California mental-health services best practices
Can we improve mental-health outcomes and save money?
How do you know if something is working? Study the data.
But often the data is not so clear. Collecting data is expensive. And sometimes what matters cannot be counted, and what can be counted does not matter. Nevertheless, we want to understand the impact of programs such as the Mental Health Services Act (or Proposition 63), which will raise $1.7 billion this year.
Because California is a pioneer in significantly increasing funding for mental-health services, we cannot look to other states. We have to come up with our own criteria for evaluating programs.
And data often seems to generate more heat than light. Hearing the call for data to understand mental-health outcomes, I was skeptical at first that we’d be able to get good information. But now I am more optimistic.
A recent Steinberg Institute and County Behavioral Health Directors Association of California study showed convincingly the impact of mental-health programs on 35,000 Californians who received “Whatever-It-Takes” intensive services.

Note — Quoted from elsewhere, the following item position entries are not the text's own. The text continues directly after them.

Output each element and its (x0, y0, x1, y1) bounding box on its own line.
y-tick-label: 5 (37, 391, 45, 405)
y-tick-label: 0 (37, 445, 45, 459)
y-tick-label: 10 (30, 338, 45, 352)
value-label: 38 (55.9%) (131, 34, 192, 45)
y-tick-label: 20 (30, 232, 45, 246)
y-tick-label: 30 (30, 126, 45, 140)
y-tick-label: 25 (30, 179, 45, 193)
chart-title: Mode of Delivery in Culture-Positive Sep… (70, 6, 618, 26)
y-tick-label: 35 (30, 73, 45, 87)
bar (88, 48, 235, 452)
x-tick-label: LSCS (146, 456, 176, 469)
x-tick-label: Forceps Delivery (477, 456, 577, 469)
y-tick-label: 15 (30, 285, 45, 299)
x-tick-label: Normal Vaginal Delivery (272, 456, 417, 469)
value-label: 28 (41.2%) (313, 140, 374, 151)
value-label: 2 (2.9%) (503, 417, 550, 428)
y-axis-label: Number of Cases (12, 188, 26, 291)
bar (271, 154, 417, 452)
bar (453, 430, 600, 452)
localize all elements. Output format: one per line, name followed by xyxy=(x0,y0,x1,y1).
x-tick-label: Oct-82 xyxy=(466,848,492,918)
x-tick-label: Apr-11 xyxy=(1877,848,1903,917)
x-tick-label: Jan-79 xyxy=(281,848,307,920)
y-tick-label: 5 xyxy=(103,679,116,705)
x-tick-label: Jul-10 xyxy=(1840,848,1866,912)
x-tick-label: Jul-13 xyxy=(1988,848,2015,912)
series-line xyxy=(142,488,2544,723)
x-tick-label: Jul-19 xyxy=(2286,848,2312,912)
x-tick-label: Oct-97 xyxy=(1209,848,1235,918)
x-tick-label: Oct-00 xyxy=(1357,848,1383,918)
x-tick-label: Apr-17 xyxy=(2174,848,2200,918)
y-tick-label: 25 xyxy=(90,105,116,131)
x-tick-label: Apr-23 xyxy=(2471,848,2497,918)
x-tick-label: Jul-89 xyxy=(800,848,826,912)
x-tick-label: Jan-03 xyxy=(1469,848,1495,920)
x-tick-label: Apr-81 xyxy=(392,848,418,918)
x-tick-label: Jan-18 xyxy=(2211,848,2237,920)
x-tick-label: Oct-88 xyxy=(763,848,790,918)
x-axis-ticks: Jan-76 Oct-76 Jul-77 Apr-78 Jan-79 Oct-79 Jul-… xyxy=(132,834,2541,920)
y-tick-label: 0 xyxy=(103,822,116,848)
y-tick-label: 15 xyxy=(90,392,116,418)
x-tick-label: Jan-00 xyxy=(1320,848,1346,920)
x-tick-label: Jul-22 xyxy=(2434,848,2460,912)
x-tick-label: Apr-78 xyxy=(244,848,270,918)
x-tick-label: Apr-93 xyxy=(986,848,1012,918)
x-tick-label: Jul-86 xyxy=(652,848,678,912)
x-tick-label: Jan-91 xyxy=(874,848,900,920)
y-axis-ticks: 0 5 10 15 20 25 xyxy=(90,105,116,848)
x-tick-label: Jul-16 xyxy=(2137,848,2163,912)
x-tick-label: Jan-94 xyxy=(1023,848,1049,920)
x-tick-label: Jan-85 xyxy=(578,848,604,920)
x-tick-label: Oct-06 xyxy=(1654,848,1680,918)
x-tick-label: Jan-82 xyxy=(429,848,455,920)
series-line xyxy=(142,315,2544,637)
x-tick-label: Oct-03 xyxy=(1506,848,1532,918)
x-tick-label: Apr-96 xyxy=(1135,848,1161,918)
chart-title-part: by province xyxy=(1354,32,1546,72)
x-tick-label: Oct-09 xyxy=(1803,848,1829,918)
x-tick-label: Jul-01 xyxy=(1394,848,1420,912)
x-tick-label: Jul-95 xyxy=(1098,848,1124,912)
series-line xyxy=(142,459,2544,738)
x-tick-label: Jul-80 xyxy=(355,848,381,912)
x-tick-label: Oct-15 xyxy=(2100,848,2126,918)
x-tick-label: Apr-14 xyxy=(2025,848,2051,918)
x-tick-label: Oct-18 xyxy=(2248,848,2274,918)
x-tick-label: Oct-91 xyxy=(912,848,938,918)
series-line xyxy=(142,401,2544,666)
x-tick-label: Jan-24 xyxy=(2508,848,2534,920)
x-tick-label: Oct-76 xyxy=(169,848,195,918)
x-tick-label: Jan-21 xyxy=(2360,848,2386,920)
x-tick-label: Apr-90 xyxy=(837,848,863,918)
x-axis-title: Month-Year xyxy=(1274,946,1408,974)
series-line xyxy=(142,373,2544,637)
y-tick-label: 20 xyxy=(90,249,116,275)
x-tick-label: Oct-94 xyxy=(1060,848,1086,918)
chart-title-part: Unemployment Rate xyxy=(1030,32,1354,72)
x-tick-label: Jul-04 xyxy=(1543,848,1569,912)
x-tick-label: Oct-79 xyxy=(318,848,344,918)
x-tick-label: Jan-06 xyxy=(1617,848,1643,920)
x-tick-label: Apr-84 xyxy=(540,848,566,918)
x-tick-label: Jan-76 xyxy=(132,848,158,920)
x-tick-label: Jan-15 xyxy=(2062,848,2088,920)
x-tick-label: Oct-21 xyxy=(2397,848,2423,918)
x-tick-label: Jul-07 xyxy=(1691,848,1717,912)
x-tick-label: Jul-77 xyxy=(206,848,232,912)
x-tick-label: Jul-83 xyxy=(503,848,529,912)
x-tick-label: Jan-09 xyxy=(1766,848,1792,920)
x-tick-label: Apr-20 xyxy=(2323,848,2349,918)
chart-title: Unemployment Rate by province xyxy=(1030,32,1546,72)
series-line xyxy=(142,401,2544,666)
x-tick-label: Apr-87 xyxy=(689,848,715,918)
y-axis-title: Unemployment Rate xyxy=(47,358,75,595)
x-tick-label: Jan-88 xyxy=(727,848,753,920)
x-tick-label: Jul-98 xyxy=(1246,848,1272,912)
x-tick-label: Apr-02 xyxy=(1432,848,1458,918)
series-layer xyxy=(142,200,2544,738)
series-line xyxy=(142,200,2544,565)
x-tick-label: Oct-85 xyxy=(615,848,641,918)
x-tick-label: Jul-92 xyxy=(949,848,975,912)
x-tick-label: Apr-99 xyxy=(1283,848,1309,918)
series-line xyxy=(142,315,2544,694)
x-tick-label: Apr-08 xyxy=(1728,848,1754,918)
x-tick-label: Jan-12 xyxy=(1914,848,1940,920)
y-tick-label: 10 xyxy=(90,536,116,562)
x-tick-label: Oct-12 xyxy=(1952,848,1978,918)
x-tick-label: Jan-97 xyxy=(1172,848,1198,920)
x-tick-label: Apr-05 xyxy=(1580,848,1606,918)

These services dramatically reduced hospitalizations, jail time and out-of-home placements for children. Implementing this program clearly saved lives as well as dollars.
The costs of these preventative programs were small, compared to the benefits to the recipients as well as the reduced costs of other services such as jail or hospitalization that would have had to be provided otherwise.
Last month, at a Cap-to-Cap event in Washington, D.C., Darrell Steinberg proposed the creative approach of using data to provide direction. He suggested asking questions that would help to establish a clear path for the counties to implement best-practices mental-health plans.
Here are the questions that he would like to learn the answers to:
(1) In our six-county region, how many mental-health outreach and assessment workers are stationed at emergency rooms, jails and social service facilities to identify those with severe mental illness in need of crisis intervention?
(2) How many mobile outreach units are available to intervene with children or adults having a mental-health crisis in their own residences?
(3) How many crisis beds are available county-by-county and within our region to help stabilize people triaged out of the settings described in the first question?
(4) How many longer term treatment slots of various intensity and supportive housing units exist in our region for people who transition out of crisis housing?
(5) How quickly do people move through the steps described above?
(6) What are the medium- and long-term outcomes of reduced hospitalizations, arrests, psychiatric interventions and other reduced consequences for people who get help through the continuum of care described above?
The answers to these questions could provide clarity and a direction for the county staff to follow. A better understanding of best practices would likely result in significantly less people suffering from untreated mental health problems. And hopefully, it would also result in lower overall costs, if factors such as the costs of incarceration, institutionalization, hospitalization and loss of productivity due to mental illness are taken into account. That is data that is worthy of being counted.